Raniere insisted that if senate hearings were required in Missouri, ninety percent or more of the people he knows who might consider applying to be judges would refuse to. They’d have to forgo their practice until confirmed, which would take at least nine months and perhaps more if there was any delay. By then, if the attorney was not confirmed, he would have lost his business.
Here’s how ridiculous the changes proposed in Lembke’s constitutional amendment are: When Ashcroft was governor he had the opportunity to appoint all seven Supreme Court justices, five of whom are now retired. They are all Republicans and all five of them oppose changes to the non-partisan plan.
Whether Lembke’s plan makes it onto the ballot or not and whether it passes if it does get there won’t change problems that are building in the outstate areas that do elect judges. There, Republican front groups are taking out of state money to defeat judges that rule unfavorably on issues that concern Republicans.
Just before the 2006 election, Fired Up! did some fine investigative reporting and told us:
Earlier this year, wealthy out of state funders spent millions trying to buy a couple of laws onto the books here in Missouri, but Cole County courts wisely struck down attempts to institute TABOR and Eminent Domain reform. Now those same funders are seeking revenge, trying to buy a judgeship here by spending obscene amounts of money attacking incumbent Judge Tom Brown.

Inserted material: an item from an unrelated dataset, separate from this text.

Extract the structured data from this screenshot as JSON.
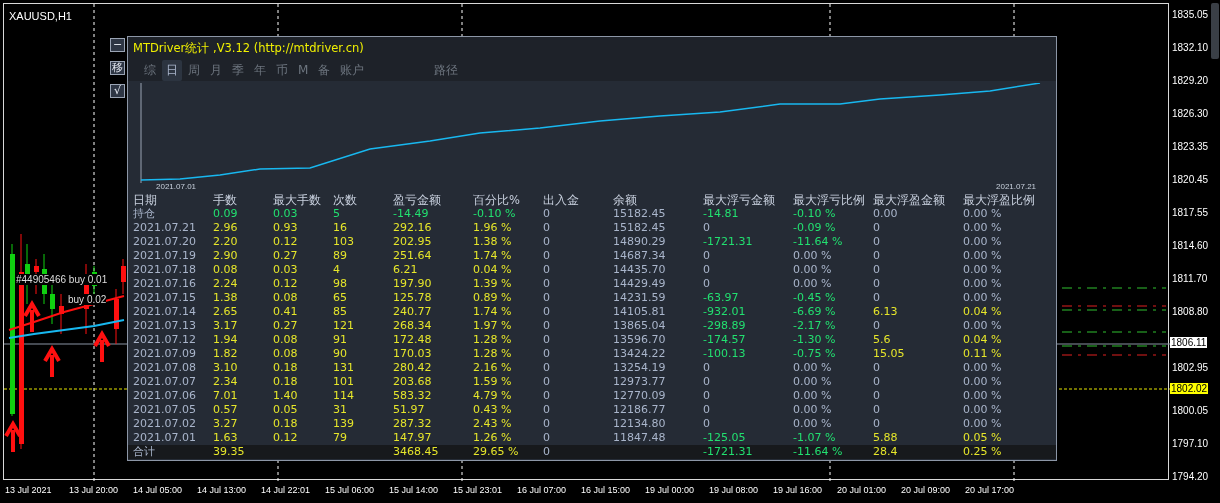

Judge Brown, who had been in office approximately forever, was defeated. That slick operative in the Grisham novel would have shrugged and said with a smile: “That’s how it’s done.” The shadowy group that engineered Brown’s ouster was funded by New York real estate investor, Howie Rich.
It’s difficult to say whether Rich is involved in the latest incarnation of Republican smear-the-judiciary groups, Better Courts for Missouri. Fired Up! reports that Blunt henchmen Jeff Roe and James Harris are the frontmen for Better Courts, but they’re keeping a tight lid on where the funding comes from. Raniere reports that if you call the number listed on their website, no one answers or returns your call.
People on both sides of the political spectrum have speculated that pressure from Better Courts might have influenced Judge Callahan when he ruled against Robin Carnahan in January, saying that her rewrite of the ballot language for the anti-affirmative action petition was “troubling.”
One of the people doing the speculating about Callahan’s decision was Jeff Roe himself in this posting (since deleted from his blogsite):
Unfortunately, Callahan’s decisions could be overturned by judges at a higher level who have not yet learned the lesson Callahan seems to have learned.
Apparently Roe thought his group had successfully pressured Callahan. But then Roe thought better of bragging about it so publicly.
The game plan on the right is to let the legislature and the governor hand the state over to big business and social conservatives, then prevent ordinary citizens from having any recourse by also controlling the judicial branch. The first part of that plan will suffer severe damage if and when Democrats retake the legislature and the governor’s mansion. As for their attempt to control the judicial branch, I begin to wonder if the non-partisan plan needs to be expanded to the outstate courts as well.